Den Haag, 1 december 2004

Vagen van de leden Dijsselbloem (PvdA) en Visser (VVD) aan de minister voor Vreemdelingenzaken en Integratie

over tijdelijke verblijfsvergunningen voor geestelijke voorgangers

1 Aan hoeveel personen is er de afgelopen vier jaar een verblijfsvergunning voor bepaalde tijd verleend, onder een beperking, verband houdend met het verrichten van arbeid in loondienst als geestelijk voorganger of godsdienstleraar?

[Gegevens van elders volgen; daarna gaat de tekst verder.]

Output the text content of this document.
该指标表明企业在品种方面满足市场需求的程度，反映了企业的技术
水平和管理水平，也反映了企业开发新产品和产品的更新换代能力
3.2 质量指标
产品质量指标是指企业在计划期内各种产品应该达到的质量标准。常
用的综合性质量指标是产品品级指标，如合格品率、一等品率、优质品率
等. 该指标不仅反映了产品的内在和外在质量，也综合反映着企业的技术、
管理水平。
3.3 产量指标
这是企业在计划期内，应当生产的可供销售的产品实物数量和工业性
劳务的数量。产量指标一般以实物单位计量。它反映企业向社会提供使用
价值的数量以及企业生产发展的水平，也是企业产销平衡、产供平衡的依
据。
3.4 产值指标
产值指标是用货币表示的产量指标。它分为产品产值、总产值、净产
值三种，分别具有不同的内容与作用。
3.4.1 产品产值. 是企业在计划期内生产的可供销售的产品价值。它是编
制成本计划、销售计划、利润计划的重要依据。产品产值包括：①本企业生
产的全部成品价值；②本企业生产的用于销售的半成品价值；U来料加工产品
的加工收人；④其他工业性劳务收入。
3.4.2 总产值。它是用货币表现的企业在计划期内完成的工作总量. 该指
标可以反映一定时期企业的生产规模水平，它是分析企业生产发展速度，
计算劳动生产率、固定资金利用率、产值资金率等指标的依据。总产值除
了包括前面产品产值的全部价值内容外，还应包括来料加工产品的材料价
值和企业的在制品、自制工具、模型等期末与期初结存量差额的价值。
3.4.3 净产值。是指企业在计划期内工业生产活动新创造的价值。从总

2 Wordt apart geregistreerd om welke religieuze gezindten het gaat? Aan hoeveel imams is er de afgelopen vier jaar een vergunning verleend, zoals bedoeld in

vraag 1?

3 Geldt voor de in vraag 1 bedoelde vergunning een speciale regeling? Of geldt de normale regeling inzake een verblijfsvergunning voor bepaalde tijd, zoals vermeld in de Vreemdelingenwet 2000 en het Vreemdelingenbesluit 2000?

4 Zijn er nog andere mogelijkheden voor geestelijke voorgangers, waaronder imams, en godsdienstleraren, om rechtmatig in Nederland te verblijven en hun beroep uit te oefenen? Zo ja, is bekend om hoeveel personen het gaat?

4 In hoeveel gevallen is een vergunning voor bepaalde tijd voor geestelijke voorgangers en godsdienstleraren, zoals bedoeld in vraag 1, ingetrokken? In hoeveel gevallen is een vergunning voor bepaalde tijd voor geestelijke voorgangers en godsdienstleraren omgezet in een vergunning voor onbepaalde tijd? In hoeveel gevallen is deze laatste vergunning voor de hier bedoelde personen ingetrokken?